MRI has significant resource implications with limited access in many countries. Reference Geethanath and Vaughan14,Reference Bhat, Fernandes and Poojar15 If clinical factors alone could predict the risk of stroke in patients with transient or minor neurological deficits, it might mitigate the need for early MRI. Therefore, we aimed to assess associations of easily available clinical parameters with the presence or absence of acute infarcts defined as DWI-positive lesions on brain MRI in patients with low-risk transient and minor neurological symptoms and evaluate their predictive ability for acute ischemia.

Methods

Patient sample – DOUBT study population

DOUBT was a prospective, international, multicenter cohort study investigating the frequency of acute ischemic infarcts on MRI in patients with low-risk neurological symptoms. Reference Coutts, Moreau and Asdaghi13 A total of 1028 patients were enrolled between June 2010 and October 2016. Inclusion criteria were: age > 40 years, possible low-risk TIA or minor stroke, a National Institute of Health Stroke Scale ≤ 3 in case of persistent symptoms and brain MRI within 8 days from symptom onset. Possible low-risk TIA or minor stroke was defined as either nonmotor or nonspeech symptoms of any duration, or motor or speech symptoms lasting for ≤ 5 minutes. Patients were excluded if they had high-risk clinical features (motor or speech symptoms > 5 minutes), had experienced an episode of isolated monocular vision loss, had a history of prior stroke, a modified Rankin Scale (mRS) > 2, a limited life expectancy of less than 12 months, a contraindication to perform MRI or a definite alternative cause for their presenting symptoms according to the investigator. Patients were enrolled within 8 days of symptom onset and prior to performing brain MRI. Patient assessment included a detailed neurological examination and provisional diagnosis by a stroke neurologist. Clinical neurological symptoms were classified as lateralized or non-lateralized symptoms. Lateralized symptoms included sensory, motor and visual afferent symptoms (further differentiated into negative and positive visual phenomena), as well as limb ataxia and gait instability. Non-lateralized symptoms included diplopia, dizziness, aphasia, dysarthria, confusion without aphasia and altered level of consciousness. Brain MRI including DWI-sequences was performed according to local standards on 1.5 or 3.0 tesla MRI machines; acquired images were centrally reviewed by a neuroradiologist blinded to patients’ clinical symptoms. Reference Coutts, Moreau and Asdaghi13

All patients provided informed consent prior to enrollment in the DOUBT study; local ethics boards approved the study at all participating sites. Reference Coutts, Moreau and Asdaghi13

Data analysis

This is a post-hoc analysis of prospectively collected data in the DOUBT study.

Baseline characteristics including demographic variables, detailed symptomatology and time metrics as well as outcome parameters were descriptively evaluated for the overall population. The primary outcome was the same as in the main study, defined as the presence of DWI-positive lesions on MRI indicating an acute ischemic stroke.

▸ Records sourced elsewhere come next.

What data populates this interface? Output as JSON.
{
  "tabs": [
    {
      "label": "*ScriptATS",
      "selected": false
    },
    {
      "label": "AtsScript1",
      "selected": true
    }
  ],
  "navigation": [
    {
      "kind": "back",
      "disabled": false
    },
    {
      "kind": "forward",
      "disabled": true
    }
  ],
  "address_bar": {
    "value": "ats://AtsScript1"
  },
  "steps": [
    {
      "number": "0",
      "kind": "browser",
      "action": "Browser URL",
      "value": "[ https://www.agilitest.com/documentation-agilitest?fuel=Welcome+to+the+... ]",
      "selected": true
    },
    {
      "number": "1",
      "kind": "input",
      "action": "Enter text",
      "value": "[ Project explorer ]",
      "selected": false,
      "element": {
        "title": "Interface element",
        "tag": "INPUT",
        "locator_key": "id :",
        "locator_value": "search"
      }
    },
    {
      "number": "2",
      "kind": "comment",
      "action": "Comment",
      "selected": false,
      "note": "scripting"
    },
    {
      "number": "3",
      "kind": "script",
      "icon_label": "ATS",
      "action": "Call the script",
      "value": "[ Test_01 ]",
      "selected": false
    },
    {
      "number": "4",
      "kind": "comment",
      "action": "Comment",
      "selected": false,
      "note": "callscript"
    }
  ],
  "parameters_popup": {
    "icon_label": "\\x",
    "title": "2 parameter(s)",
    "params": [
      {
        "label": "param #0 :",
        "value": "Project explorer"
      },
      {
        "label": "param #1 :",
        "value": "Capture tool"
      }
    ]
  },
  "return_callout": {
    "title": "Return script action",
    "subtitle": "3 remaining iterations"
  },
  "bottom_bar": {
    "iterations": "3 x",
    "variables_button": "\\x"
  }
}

Clinical symptoms were included according to the abovementioned classification. To investigate a potential association between specific symptoms and symptom combinations with MRI-DWI-positivity, absolute numbers for all possible symptom pairs and symptom triplets were assessed. In a second step, associations between symptoms and symptom combinations with at least one observation and MRI-DWI-positivity were assessed by univariable logistic regressions.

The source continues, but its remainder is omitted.